Angle-dependent image-domain least-squares migration using the amplitude-preserving migration operator, Part II: Inverse problem

Least-squares migration is a powerful technique for building high-resolution and high-fidelity seismic images in complex geological structures relative to seismic migration alone. Least-squares migration can be effectively and efficiently performed in the image domain with the help of an explicit Hessian matrix. This research introduces an angle-dependent image-domain least-squares migration method using the amplitude-preserving migration operator. This work is split into two parts. In this paper, Part II of a two-part series, I will focus on the solution of the inverse problem in the angle-dependent least-squares migration method, explain the benefits of amplitude-preserving migration operator to the inverse problem, and showcase the numerical experiments. Specifically, I have derived the alternating direction method of multipliers for the regularized least-squares migration method and compared the least-squares migration methods in terms of adjoint and amplitude-preserving migration operators. Through numerical experiments with synthetic and field data, I test the effectiveness of the proposed least-squares migration method and highlight three key benefits.
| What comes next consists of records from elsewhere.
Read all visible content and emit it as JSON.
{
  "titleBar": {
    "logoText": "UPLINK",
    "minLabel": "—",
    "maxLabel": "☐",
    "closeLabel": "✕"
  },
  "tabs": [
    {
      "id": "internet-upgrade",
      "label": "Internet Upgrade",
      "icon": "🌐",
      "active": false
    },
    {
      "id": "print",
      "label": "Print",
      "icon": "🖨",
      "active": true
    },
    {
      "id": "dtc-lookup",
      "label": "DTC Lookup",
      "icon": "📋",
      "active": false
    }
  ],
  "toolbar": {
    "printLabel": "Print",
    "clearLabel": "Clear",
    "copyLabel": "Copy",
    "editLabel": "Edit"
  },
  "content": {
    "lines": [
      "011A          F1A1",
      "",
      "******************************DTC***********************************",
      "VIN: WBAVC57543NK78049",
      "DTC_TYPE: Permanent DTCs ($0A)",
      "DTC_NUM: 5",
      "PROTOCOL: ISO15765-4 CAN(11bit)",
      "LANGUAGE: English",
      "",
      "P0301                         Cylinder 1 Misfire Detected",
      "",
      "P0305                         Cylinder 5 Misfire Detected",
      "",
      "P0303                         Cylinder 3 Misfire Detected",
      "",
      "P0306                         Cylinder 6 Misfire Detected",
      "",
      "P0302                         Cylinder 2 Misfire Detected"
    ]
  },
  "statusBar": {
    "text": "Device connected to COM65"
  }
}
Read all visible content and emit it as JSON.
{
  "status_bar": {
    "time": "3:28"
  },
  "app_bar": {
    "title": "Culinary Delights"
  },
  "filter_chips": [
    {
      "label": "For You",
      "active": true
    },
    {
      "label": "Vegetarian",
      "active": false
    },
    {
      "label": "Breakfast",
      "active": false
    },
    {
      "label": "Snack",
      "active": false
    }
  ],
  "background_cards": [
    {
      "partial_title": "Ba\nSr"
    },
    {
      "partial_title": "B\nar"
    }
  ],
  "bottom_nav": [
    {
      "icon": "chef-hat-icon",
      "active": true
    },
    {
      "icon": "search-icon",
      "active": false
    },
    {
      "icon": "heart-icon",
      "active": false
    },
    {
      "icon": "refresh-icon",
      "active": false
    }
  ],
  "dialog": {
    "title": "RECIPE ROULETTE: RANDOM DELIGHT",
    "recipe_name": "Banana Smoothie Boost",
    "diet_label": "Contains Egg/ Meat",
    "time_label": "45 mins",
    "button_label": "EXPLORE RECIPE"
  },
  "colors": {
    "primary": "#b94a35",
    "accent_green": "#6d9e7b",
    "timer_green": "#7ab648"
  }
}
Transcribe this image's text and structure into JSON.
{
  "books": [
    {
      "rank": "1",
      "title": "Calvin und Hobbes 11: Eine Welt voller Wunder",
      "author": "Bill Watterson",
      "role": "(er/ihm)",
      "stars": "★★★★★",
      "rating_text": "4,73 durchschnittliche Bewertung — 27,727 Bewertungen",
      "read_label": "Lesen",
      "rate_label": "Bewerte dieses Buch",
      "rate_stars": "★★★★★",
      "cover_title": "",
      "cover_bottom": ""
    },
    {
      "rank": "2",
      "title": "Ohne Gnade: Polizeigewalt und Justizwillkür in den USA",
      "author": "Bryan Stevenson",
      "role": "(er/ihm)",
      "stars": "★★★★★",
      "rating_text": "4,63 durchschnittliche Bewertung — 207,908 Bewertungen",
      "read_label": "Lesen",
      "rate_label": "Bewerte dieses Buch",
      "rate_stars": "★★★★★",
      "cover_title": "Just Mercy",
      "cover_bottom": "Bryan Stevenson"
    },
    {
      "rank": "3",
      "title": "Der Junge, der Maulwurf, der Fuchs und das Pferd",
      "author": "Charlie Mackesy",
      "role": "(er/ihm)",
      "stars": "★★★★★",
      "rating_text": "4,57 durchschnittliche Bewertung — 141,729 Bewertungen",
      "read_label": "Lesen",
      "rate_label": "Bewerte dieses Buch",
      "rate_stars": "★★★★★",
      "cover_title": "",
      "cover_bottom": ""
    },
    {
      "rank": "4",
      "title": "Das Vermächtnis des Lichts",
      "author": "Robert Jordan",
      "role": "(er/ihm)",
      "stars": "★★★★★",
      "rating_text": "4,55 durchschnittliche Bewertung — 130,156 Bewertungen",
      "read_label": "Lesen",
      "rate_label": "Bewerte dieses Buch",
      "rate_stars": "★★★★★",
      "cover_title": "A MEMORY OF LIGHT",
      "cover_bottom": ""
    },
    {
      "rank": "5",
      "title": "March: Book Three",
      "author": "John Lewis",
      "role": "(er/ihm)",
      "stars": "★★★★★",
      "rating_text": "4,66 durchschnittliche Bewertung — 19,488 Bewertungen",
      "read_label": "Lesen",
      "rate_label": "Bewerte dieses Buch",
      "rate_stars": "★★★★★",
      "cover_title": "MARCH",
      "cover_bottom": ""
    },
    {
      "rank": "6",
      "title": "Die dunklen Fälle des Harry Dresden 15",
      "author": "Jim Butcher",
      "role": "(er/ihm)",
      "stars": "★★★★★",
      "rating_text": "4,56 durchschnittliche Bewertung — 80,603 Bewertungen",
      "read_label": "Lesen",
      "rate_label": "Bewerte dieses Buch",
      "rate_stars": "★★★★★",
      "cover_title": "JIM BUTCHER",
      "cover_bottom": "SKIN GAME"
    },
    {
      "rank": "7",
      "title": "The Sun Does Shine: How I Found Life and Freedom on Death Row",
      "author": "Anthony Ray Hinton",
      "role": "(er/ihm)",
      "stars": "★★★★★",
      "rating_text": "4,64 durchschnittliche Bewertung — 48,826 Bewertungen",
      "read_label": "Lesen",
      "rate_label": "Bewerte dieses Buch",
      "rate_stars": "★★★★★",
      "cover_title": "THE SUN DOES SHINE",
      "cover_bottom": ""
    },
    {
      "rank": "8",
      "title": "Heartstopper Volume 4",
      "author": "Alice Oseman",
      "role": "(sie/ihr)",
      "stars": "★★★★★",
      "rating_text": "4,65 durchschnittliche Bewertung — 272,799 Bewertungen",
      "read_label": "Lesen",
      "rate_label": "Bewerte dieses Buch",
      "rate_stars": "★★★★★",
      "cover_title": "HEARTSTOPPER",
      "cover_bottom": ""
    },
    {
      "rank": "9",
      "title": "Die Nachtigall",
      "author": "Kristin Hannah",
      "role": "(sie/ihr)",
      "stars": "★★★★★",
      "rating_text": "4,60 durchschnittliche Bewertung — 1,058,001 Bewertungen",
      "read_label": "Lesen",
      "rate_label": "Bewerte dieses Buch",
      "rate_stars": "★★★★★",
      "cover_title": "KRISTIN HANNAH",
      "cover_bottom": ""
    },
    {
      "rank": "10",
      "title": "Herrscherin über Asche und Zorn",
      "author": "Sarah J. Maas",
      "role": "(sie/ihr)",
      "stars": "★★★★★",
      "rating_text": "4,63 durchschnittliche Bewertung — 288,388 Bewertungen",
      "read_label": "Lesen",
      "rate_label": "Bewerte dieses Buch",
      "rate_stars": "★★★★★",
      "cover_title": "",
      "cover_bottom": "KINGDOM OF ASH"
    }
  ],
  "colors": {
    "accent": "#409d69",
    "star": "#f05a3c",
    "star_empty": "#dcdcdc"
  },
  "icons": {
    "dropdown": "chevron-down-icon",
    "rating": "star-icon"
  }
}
First, the proposed least-squares migration method formulated in terms of the amplitude-preserving migration operator can provide a faster convergence rate and invert angle-domain common-image gathers with higher spatial resolution and better amplitude fidelity than that formulated in terms of the adjoint operator, thanks to a small condition number of the Hessian operator. Second, the proposed least-squares migration method can efficiently and effectively recover the high-resolution and high-fidelity angle-domain common-image gathers in the case of inhomogeneous migration velocity. Furthermore, the amplitude variation with the reflection angle from the proposed image-domain inversion can match the reference value in the presence of the complex overburden. Third, the angle-dependent least-squares migration method requires the simultaneous application of at least two regularization terms to effectively retrieve a high-resolution image while suppressing migration artifacts in the inverted angle-domain common-image gathers.